Ik begreep dat dit niet zomaar een zoektocht is.

Mijn herinneringen gaan terug naar het jaar 1981. Ik maakte toen deel uit van een chirurgisch team dat door het Rode Kruis uitgezonden werd naar een Cambodjaans vluchtelingenkamp aan de oostgrens van Thailand. Het kamp heette Khao-I-Dang en werd door de Cambodjanen de berg des doods genoemd. Er woonden zo’n 140 duizend vluchtelingen die het Pol Pot regime en de Cambodjaanse genocide waren ontvlucht. De vluchtelingen woonden in bamboe en rieten huisjes. Water werd dagelijks aangevoerd en voedsel werd uitgedeeld via een verdeelsysteem.

Vluchtelingen in Khao I Dang verzamelen zich bij een voedsel distributie punt.
(Foto Jack Dunford/DC-Cam Archives)

Op het immense complex waren verschillende primitieve klinieken, ook opgetrokken uit bamboe en riet.
We werden voor een korte periode van drie maanden uitgezonden. Vooraf werd ons verteld dat de impact van ons werk heftig zou zijn. En heftig werd het!

In Amsterdam werkte ik op een goed uitgeruste intensive care waar alles voorhanden was en hier tuimelde ik binnen 48 uur in de chaos van het kamp.
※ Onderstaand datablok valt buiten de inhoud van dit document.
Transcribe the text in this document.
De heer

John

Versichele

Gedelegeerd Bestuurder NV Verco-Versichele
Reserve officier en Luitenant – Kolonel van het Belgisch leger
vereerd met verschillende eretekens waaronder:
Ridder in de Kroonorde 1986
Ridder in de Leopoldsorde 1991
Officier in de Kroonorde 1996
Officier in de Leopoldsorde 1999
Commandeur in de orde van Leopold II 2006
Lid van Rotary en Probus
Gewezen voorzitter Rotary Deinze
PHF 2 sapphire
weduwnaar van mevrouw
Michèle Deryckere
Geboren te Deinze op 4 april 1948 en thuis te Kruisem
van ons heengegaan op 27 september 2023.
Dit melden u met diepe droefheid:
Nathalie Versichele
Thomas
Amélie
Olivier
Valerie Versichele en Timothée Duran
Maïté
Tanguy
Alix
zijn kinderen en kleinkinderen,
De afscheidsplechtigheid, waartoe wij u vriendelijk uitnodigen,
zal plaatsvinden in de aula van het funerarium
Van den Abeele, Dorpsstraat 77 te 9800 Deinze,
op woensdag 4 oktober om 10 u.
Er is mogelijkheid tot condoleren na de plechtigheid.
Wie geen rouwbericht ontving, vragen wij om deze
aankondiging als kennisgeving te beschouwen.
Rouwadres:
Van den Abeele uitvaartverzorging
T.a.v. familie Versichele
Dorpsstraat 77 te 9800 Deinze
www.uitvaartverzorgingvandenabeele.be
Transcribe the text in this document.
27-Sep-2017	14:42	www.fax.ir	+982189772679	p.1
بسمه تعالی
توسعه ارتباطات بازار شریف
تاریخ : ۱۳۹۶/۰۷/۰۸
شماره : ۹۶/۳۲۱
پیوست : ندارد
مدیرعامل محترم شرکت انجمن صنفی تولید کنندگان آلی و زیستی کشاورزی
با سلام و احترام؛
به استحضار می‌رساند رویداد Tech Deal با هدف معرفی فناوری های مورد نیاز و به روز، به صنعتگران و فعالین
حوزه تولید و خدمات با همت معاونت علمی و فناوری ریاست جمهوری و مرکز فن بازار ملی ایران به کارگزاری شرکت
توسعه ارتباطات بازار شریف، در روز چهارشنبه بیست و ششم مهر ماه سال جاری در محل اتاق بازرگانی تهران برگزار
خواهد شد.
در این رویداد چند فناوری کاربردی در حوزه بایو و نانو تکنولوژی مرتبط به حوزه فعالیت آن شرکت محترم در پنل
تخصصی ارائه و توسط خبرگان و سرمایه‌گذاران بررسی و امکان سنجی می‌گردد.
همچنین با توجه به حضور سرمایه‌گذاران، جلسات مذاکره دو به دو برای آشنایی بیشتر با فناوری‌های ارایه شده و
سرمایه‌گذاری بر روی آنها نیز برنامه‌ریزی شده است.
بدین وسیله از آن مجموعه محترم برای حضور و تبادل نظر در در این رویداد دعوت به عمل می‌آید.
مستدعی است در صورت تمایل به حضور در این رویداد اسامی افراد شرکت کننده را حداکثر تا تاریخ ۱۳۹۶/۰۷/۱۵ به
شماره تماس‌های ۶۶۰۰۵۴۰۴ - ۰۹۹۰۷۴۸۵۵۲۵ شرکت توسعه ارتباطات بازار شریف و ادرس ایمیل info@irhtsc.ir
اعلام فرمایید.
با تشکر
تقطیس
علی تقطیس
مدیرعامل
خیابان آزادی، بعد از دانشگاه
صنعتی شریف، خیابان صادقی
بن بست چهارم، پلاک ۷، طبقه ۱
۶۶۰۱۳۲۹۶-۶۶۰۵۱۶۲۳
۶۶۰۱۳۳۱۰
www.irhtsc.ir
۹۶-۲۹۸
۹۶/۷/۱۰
Met grote regelmaat waren er beschietingen in het grensgebied, de omgeving lag vol met mijnen en in het kamp waren primitieve schuilkelders gebouwd.

Op de avond van onze aankomst in de nabijgelegen stad Aranyaprathet, waar we zouden gaan wonen, kwam het bericht binnen dat er op een markt in het grensgebied beschietingen waren geweest en dat er 43 gewonden onderweg waren naar het toch al overvolle ziekenhuis, dat we nog niet eens gezien hadden. De helft van ons team ging meteen mee naar het kamp, de andere helft zou het de volgende dag overnemen. Van inwerken was geen sprake meer.

De beelden van die eerste 48 uur zal ik nooit vergeten.
In de weken die daarna kwamen maakten we lange werkdagen, maar namen ook de tijd om rond te kijken in het grote kamp. We werden vaak uitgenodigd om een Boeddhistisch feest of een dansvoorstelling bij te wonen.

Voor de Boeddhistische feesten smokkelden we eten en drinken mee het kamp in. Dit voedsel werd gebruikt als offerandes bij de diensten. De leiding van het kamp was in handen van het Thaise leger. Als we ‘s morgens het kamp inreden werden we regelmatig gefouilleerd. We zijn gelukkig nooit betrapt. In het kamp ging het leven min of meer zijn ‘gewone’ gang.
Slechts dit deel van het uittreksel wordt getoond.